I’m going to stay positive and just say, for now, please be aware that mainstream food sources carry a heavy pesticide/herbicide load and many of these chemicals have links to cancer and other chronic diseases, such as Parkinson’s. I’ll write more in the future… but for now I just want to say a couple of things:

● Many chemicals are used in industrial farming, which is the source of all processed foods. In the US, these chemicals are “innocent until proven guilty,” meaning that they can be used until they are scientifically proven to cause harm. In many other countries, chemicals are “guilty until proven innocent,” resulting in a much healthier population.

Organic food can be more expensive but it is worth it. Aldi and Trader Joe’s are great places to explore, and the prices are pretty good.

Many imported foods are free of glyphosate and adhere to higher food safety and quality standards. Find yourself a good Italian grocer and look for “Made in Italy” on the label. Aldi carries many “Made in Germany” items, especially in October, and some imported pastas from Italy.

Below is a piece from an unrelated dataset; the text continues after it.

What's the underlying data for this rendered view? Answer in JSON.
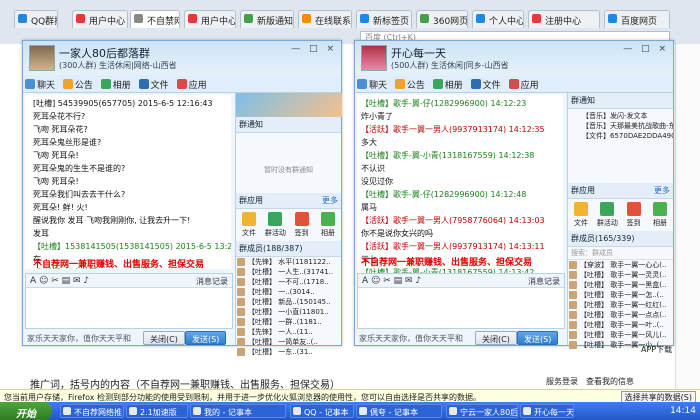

● Find a local farm or farmer’s market, ask them how they farm and what pesticide/herbicide/fertilizer they use, if any. Find someone you know and trust, and then support them with the money you used to spend on processed food.

● Glyphosate is used as a drying agent for foods when they are harvested. So, at the moment of harvest, a big dose is sprayed on foods like oats, wheat, beans, legumes, etc. This keeps harvested food from becoming moldy. Did you know this? I didn’t.

● I really wish I could travel back in time and stop eating Cheerios and other non-organic foods, but I can’t, so I’m telling you, in the hope that you can avoid my fate.

Changing your food sources is a very big step in defensive living… what you eat is really what you are, on a cellular level. You and your family are WORTH IT!